New York Set to Cut 30-Year Bond Sales Amid Buyer ‘Resistance’

The demand for 30-year municipal bonds is weakening, so New York City is reducing the supply.

The nation’s most-populous city, one of the biggest borrowers in the $3.8 trillion state and local government debt market, is planning to sell fewer of the longest-dated bonds because of investor “resistance” amid concerns about higher interest rates and price volatility, Marjorie Henning, the city’s deputy comptroller for public finance, said at a Bond Buyer Conference in New York.

She said that marks a shift from past years, when investors were moving away from intermediate-maturity debt.

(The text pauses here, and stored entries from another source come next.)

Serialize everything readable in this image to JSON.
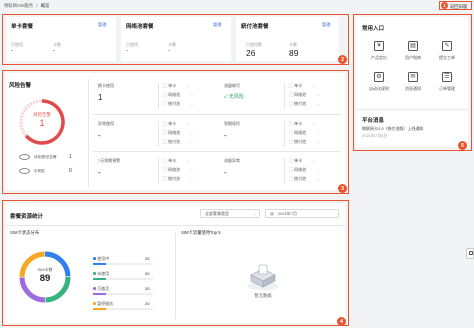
{
  "breadcrumb": {
    "root": "物联网SIM服务",
    "sep": "/",
    "current": "概览"
  },
  "header": {
    "return_label": "返回旧版",
    "badge": "1"
  },
  "cards": {
    "single": {
      "title": "单卡套餐",
      "manage": "管理",
      "k1": "已使用",
      "k2": "卡数",
      "v1": "-",
      "v2": "-"
    },
    "pool": {
      "title": "网络池套餐",
      "manage": "管理",
      "k1": "已使用",
      "k2": "卡数",
      "v1": "-",
      "v2": "-"
    },
    "bank": {
      "title": "統付池套餐",
      "manage": "管理",
      "k1": "已使用数",
      "k2": "卡数",
      "v1": "26",
      "v2": "89"
    },
    "badge": "2"
  },
  "risk": {
    "title": "风险告警",
    "gauge_label": "风险告警",
    "gauge_value": "1",
    "rows": [
      {
        "label": "待处理/总告警",
        "value": "1"
      },
      {
        "label": "中风险",
        "value": "0"
      }
    ],
    "cells": [
      {
        "title": "换卡使用",
        "value": "1",
        "items": [
          "单卡",
          "网络池",
          "統付池"
        ]
      },
      {
        "title": "流量耗尽",
        "value": "无风险",
        "items": [
          "单卡",
          "网络池",
          "統付池"
        ]
      },
      {
        "title": "异常使用",
        "value": "-",
        "items": [
          "单卡",
          "网络池",
          "統付池"
        ]
      },
      {
        "title": "到期续约",
        "value": "-",
        "items": [
          "单卡",
          "网络池",
          "統付池"
        ]
      },
      {
        "title": "7天到期预警",
        "value": "-",
        "items": [
          "单卡",
          "网络池",
          "統付池"
        ]
      },
      {
        "title": "流量异常",
        "value": "-",
        "items": [
          "单卡",
          "网络池",
          "統付池"
        ]
      }
    ],
    "badge": "3"
  },
  "stats": {
    "title": "套餐资源统计",
    "filter_type": "全部套餐类型",
    "filter_month": "2021年7月",
    "left_title": "SIM卡状态分布",
    "donut_label": "SIM卡数",
    "donut_value": "89",
    "legend": [
      {
        "name": "使用中",
        "value": "20",
        "color": "#2f80ed",
        "frac": 0.22
      },
      {
        "name": "未使用",
        "value": "20",
        "color": "#36b37e",
        "frac": 0.22
      },
      {
        "name": "可激活",
        "value": "20",
        "color": "#9b6bdf",
        "frac": 0.22
      },
      {
        "name": "暂停服务",
        "value": "20",
        "color": "#f5a623",
        "frac": 0.22
      }
    ],
    "right_title": "SIM卡流量使用Top 5",
    "empty_text": "暂无数据",
    "badge": "4"
  },
  "side": {
    "entry_title": "常用入口",
    "entries": [
      {
        "label": "产品定价",
        "icon": "price-tag-icon"
      },
      {
        "label": "用户指南",
        "icon": "book-icon"
      },
      {
        "label": "提交工单",
        "icon": "ticket-icon"
      },
      {
        "label": "自动化规则",
        "icon": "automation-icon"
      },
      {
        "label": "消息通知",
        "icon": "message-icon"
      },
      {
        "label": "订单管理",
        "icon": "order-icon"
      }
    ],
    "news_title": "平台消息",
    "news_text": "物联网卡2.0（统付池版）上线通知",
    "news_date": "2021年7月6日",
    "badge": "5"
  }
}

30-year yields have edged up while others were little changed
The yields on 30-year municipal bonds have edged up this month while those on 10-year securities have been little changed, according to Bloomberg’s benchmark indexes. That’s driven securities that mature in 2022 or longer to the worst performance in the market, according to Bloomberg Barclays indexes.

New York plans to issue just over $10 billion of bonds for projects in fiscal year 2020, which begins July 1, $11.5 billion in 2021 and $12.6 billion the year after.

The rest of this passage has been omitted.